Publication Type:Journal Article
Source:Plant Pathology, Blackwell Publishing Ltd, Volume 59, Number 2, p.301–312 (2010)
Keywords:host resistance, leaf age, leaf hairs, Phytophthora kernoviae, rootstock, sporulation
Phytophthora ramorum causes sudden oak death (SOD) in western coastal forests of the USA. In Europe, the pathogen is mainly present in the nursery industry, particularly on Rhododendron. Because of the primary role of Rhododendron as a host and potentially as a vector, the effect of Rhododendron host factors on P. ramorum susceptibility and sporulation was investigated. Inoculation methods using either wounded or non-wounded detached leaves were applied to 59 Rhododendron cultivars and 22 botanical species, replicated in three separate years. All Rhododendron species and cultivars were susceptible when using wounded leaves, but not when using non-wounded leaves, suggesting a resistance mechanism operating at the level of leaf penetration.
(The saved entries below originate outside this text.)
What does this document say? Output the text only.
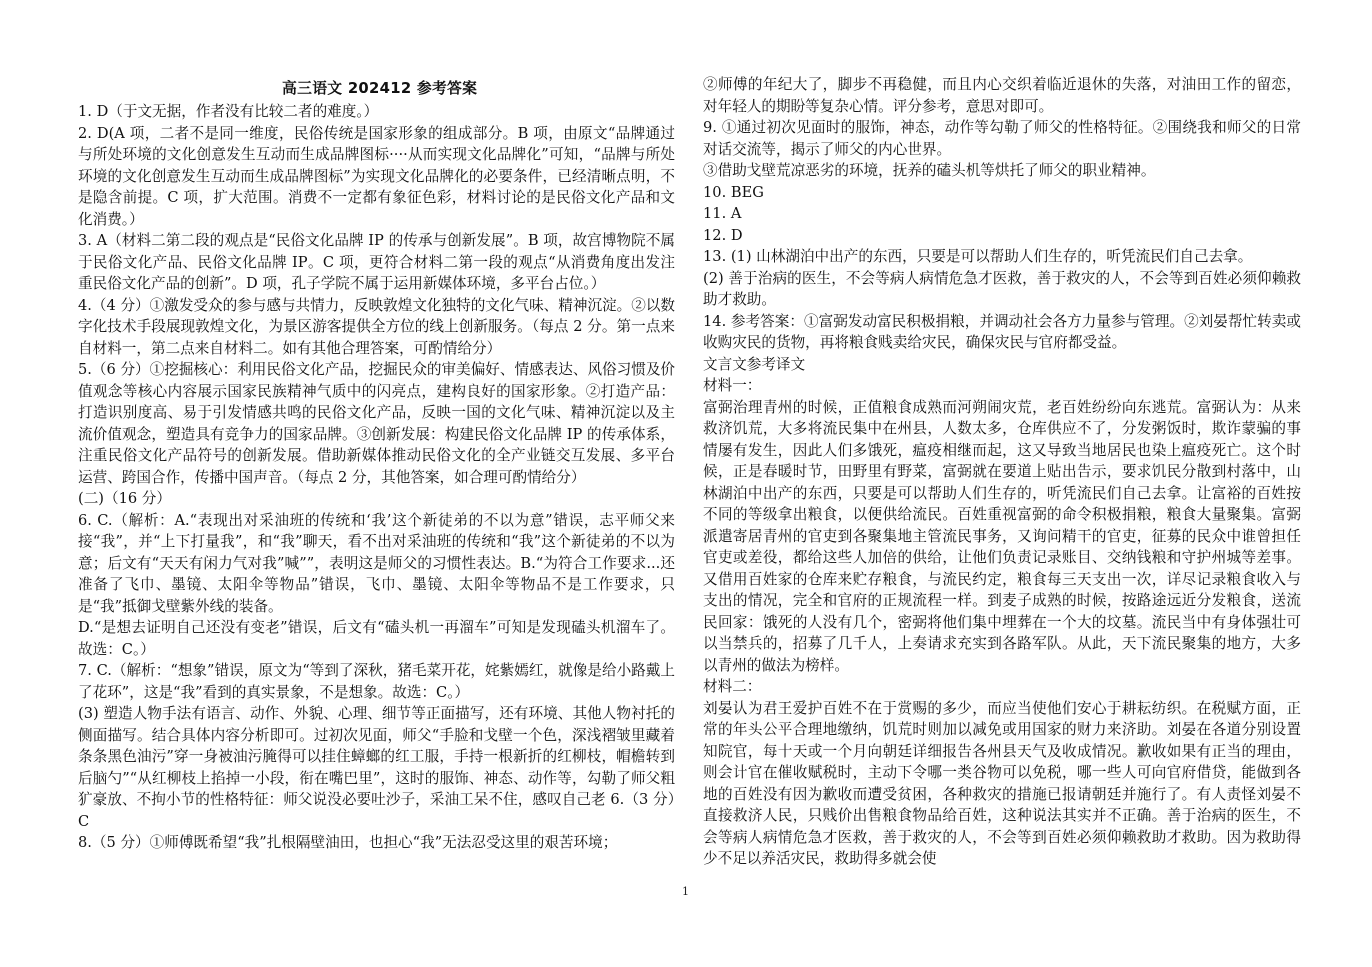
高三语文 202412 参考答案

1. D（于文无据，作者没有比较二者的难度。）

2. D(A 项，二者不是同一维度，民俗传统是国家形象的组成部分。B 项，由原文“品牌通过与所处环境的文化创意发生互动而生成品牌图标····从而实现文化品牌化”可知，“品牌与所处环境的文化创意发生互动而生成品牌图标”为实现文化品牌化的必要条件，已经清晰点明，不是隐含前提。C 项，扩大范围。消费不一定都有象征色彩，材料讨论的是民俗文化产品和文化消费。）

3. A（材料二第二段的观点是“民俗文化品牌 IP 的传承与创新发展”。B 项，故宫博物院不属于民俗文化产品、民俗文化品牌 IP。C 项，更符合材料二第一段的观点“从消费角度出发注重民俗文化产品的创新”。D 项，孔子学院不属于运用新媒体环境，多平台占位。）

4.（4 分）①激发受众的参与感与共情力，反映敦煌文化独特的文化气味、精神沉淀。②以数字化技术手段展现敦煌文化，为景区游客提供全方位的线上创新服务。（每点 2 分。第一点来自材料一，第二点来自材料二。如有其他合理答案，可酌情给分）

5.（6 分）①挖掘核心：利用民俗文化产品，挖掘民众的审美偏好、情感表达、风俗习惯及价值观念等核心内容展示国家民族精神气质中的闪亮点，建构良好的国家形象。②打造产品：打造识别度高、易于引发情感共鸣的民俗文化产品，反映一国的文化气味、精神沉淀以及主流价值观念，塑造具有竞争力的国家品牌。③创新发展：构建民俗文化品牌 IP 的传承体系，注重民俗文化产品符号的创新发展。借助新媒体推动民俗文化的全产业链交互发展、多平台运营、跨国合作，传播中国声音。（每点 2 分，其他答案，如合理可酌情给分）

(二)（16 分）

6. C.（解析：A.“表现出对采油班的传统和‘我’这个新徒弟的不以为意”错误，志平师父来接“我”，并“上下打量我”，和“我”聊天，看不出对采油班的传统和“我”这个新徒弟的不以为意；后文有“天天有闲力气对我”喊””，表明这是师父的习惯性表达。B.“为符合工作要求...还准备了飞巾、墨镜、太阳伞等物品”错误，飞巾、墨镜、太阳伞等物品不是工作要求，只是“我”抵御戈壁紫外线的装备。

D.“是想去证明自己还没有变老”错误，后文有“磕头机一再溜车”可知是发现磕头机溜车了。故选：C。）

7. C.（解析：“想象”错误，原文为“等到了深秋，猪毛菜开花，姹紫嫣红，就像是给小路戴上了花环”，这是“我”看到的真实景象，不是想象。故选：C。）

(3) 塑造人物手法有语言、动作、外貌、心理、细节等正面描写，还有环境、其他人物衬托的侧面描写。结合具体内容分析即可。过初次见面，师父“手脸和戈壁一个色，深浅褶皱里藏着条条黑色油污”穿一身被油污腌得可以挂住蟑螂的红工服，手持一根新折的红柳枝，帽檐转到后脑勺”“从红柳枝上掐掉一小段，衔在嘴巴里”，这时的服饰、神态、动作等，勾勒了师父粗犷豪放、不拘小节的性格特征：师父说没必要吐沙子，采油工呆不住，感叹自己老 6.（3 分）C

8.（5 分）①师傅既希望“我”扎根隔壁油田，也担心“我”无法忍受这里的艰苦环境；

②师傅的年纪大了，脚步不再稳健，而且内心交织着临近退休的失落，对油田工作的留恋，对年轻人的期盼等复杂心情。评分参考，意思对即可。

9. ①通过初次见面时的服饰，神态，动作等勾勒了师父的性格特征。②围绕我和师父的日常对话交流等，揭示了师父的内心世界。

③借助戈壁荒凉恶劣的环境，抚养的磕头机等烘托了师父的职业精神。

10. BEG

11. A

12. D

13. (1) 山林湖泊中出产的东西，只要是可以帮助人们生存的，听凭流民们自己去拿。

(2) 善于治病的医生，不会等病人病情危急才医救，善于救灾的人，不会等到百姓必须仰赖救助才救助。

14. 参考答案：①富弼发动富民积极捐粮，并调动社会各方力量参与管理。②刘晏帮忙转卖或收购灾民的货物，再将粮食贱卖给灾民，确保灾民与官府都受益。

文言文参考译文

材料一：

富弼治理青州的时候，正值粮食成熟而河朔闹灾荒，老百姓纷纷向东逃荒。富弼认为：从来救济饥荒，大多将流民集中在州县，人数太多，仓库供应不了，分发粥饭时，欺诈蒙骗的事情屡有发生，因此人们多饿死，瘟疫相继而起，这又导致当地居民也染上瘟疫死亡。这个时候，正是春暖时节，田野里有野菜，富弼就在要道上贴出告示，要求饥民分散到村落中，山林湖泊中出产的东西，只要是可以帮助人们生存的，听凭流民们自己去拿。让富裕的百姓按不同的等级拿出粮食，以便供给流民。百姓重视富弼的命令积极捐粮，粮食大量聚集。富弼派遣寄居青州的官吏到各聚集地主管流民事务，又询问精干的官吏，征募的民众中谁曾担任官吏或差役，都给这些人加倍的供给，让他们负责记录账目、交纳钱粮和守护州城等差事。又借用百姓家的仓库来贮存粮食，与流民约定，粮食每三天支出一次，详尽记录粮食收入与支出的情况，完全和官府的正规流程一样。到麦子成熟的时候，按路途远近分发粮食，送流民回家：饿死的人没有几个，密弼将他们集中埋葬在一个大的坟墓。流民当中有身体强壮可以当禁兵的，招募了几千人，上奏请求充实到各路军队。从此，天下流民聚集的地方，大多以青州的做法为榜样。

材料二：

刘晏认为君王爱护百姓不在于赏赐的多少，而应当使他们安心于耕耘纺织。在税赋方面，正常的年头公平合理地缴纳，饥荒时则加以减免或用国家的财力来济助。刘晏在各道分别设置知院官，每十天或一个月向朝廷详细报告各州县天气及收成情况。歉收如果有正当的理由，则会计官在催收赋税时，主动下令哪一类谷物可以免税，哪一些人可向官府借贷，能做到各地的百姓没有因为歉收而遭受贫困，各种救灾的措施已报请朝廷并施行了。有人责怪刘晏不直接救济人民，只贱价出售粮食物品给百姓，这种说法其实并不正确。善于治病的医生，不会等病人病情危急才医救，善于救灾的人，不会等到百姓必须仰赖救助才救助。因为救助得少不足以养活灾民，救助得多就会使

1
Using a regression tree analysis, the cultivars and species were split into four susceptibility classes. Young leaves were more susceptible than mature leaves when wounded, but less susceptible when non-wounded. This effect was not correlated with leaf hydrophobicity or the number of leaf hairs. The presence or the type of rootstock did not affect the cultivar susceptibility level. Sporangia and chlamydospore production in the leaf lesions varied widely among Rhododendron cultivars and was not correlated with the susceptibility level. The susceptibility to P. ramorum correlated well with the susceptibility to P. citricola and P. hedraiandra × cactorum, suggesting that the resistance mechanisms against these species are non-specific. Susceptibility to P. kernoviae was low for most cultivars. These findings have implications for detection, spread and disease control, and are therefore important in pest risk assessment.